More unfortunate is that 40 / ο2 Eridani (A) seems not to own the advertised planet. This prospective superearth was un-found during the runup to publication, which is how come the Wikipedia page looks messy right now [UPDATE 2/20/23: and how]. It was always unlikely given 40 Eridani A shares its space with a binary of smaller stars revolving a common barycentre; one of them is white-dwarf so has blown up and imploded already. Thus, you'd think, nuking A's planets. Thus, before any of this even formed, making a hash of A's disc.

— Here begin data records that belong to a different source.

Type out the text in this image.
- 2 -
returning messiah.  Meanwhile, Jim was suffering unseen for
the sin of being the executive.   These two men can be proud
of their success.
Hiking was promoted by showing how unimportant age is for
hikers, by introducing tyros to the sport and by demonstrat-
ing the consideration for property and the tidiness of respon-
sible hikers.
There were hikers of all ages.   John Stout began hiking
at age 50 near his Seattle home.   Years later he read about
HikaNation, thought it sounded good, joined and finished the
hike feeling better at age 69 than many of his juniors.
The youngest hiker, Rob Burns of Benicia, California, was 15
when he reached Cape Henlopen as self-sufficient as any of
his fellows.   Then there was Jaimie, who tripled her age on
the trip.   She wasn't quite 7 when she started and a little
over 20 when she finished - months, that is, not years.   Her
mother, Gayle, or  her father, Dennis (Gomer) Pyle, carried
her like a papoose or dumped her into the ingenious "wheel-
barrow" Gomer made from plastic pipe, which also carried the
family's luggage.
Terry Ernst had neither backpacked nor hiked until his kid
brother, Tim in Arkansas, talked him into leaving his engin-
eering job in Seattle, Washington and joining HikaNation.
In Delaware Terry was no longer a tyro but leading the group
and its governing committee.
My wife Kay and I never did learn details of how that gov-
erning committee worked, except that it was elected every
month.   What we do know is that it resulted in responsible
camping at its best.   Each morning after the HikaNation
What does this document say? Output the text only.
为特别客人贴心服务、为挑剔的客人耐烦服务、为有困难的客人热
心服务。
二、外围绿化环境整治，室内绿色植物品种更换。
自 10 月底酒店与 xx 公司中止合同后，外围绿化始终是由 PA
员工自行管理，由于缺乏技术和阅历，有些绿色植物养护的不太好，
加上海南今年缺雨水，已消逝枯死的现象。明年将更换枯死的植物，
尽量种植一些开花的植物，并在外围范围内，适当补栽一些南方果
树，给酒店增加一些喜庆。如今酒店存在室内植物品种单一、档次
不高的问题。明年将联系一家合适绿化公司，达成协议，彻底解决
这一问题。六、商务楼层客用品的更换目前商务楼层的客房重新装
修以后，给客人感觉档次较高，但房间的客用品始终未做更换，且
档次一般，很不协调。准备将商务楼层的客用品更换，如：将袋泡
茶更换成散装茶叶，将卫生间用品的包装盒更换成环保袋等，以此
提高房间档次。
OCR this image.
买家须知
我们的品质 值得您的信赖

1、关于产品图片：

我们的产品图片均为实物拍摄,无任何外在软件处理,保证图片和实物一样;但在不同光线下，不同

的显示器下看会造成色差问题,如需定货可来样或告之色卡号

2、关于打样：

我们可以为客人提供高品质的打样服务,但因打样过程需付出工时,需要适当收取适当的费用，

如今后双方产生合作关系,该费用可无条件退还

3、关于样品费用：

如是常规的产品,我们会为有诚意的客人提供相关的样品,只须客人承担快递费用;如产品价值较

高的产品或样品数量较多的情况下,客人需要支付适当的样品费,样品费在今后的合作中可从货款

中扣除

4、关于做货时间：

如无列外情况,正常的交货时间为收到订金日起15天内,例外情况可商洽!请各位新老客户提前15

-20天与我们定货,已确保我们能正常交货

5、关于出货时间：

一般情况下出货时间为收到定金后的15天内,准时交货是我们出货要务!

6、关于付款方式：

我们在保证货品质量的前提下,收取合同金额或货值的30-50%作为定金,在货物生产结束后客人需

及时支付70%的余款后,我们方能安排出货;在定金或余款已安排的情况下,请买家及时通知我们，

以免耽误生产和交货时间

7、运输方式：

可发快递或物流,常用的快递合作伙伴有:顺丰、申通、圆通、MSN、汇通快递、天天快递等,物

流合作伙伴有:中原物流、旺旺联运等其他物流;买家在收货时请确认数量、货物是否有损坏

As for novel quality: it's just The Martian In Space. ο2 was likely chosen in the first place only because of Star Trek lore re: Vulcan. The book's protag is Weir's self-insert who loves science carnally, whose interpersonal relationships revolve around work - here with an alien rather than with a crew across dozens of millions of km of space. Where Weir's avatar is left to himself, he solves all problems by himself. This worked for Matt Damon in The Martian - perforce; it does not work where Damon (or Gosling I hear) is on Earth with some access to staff. Later we do learn of this character's personal flaws but not before we see how AWESOME he is, at SCIENCE. Some editor needed to stop there, flip back to the beginning, and Aristotle the sh1t out of the earlier chapters.
I am glad I did not pay full price for this.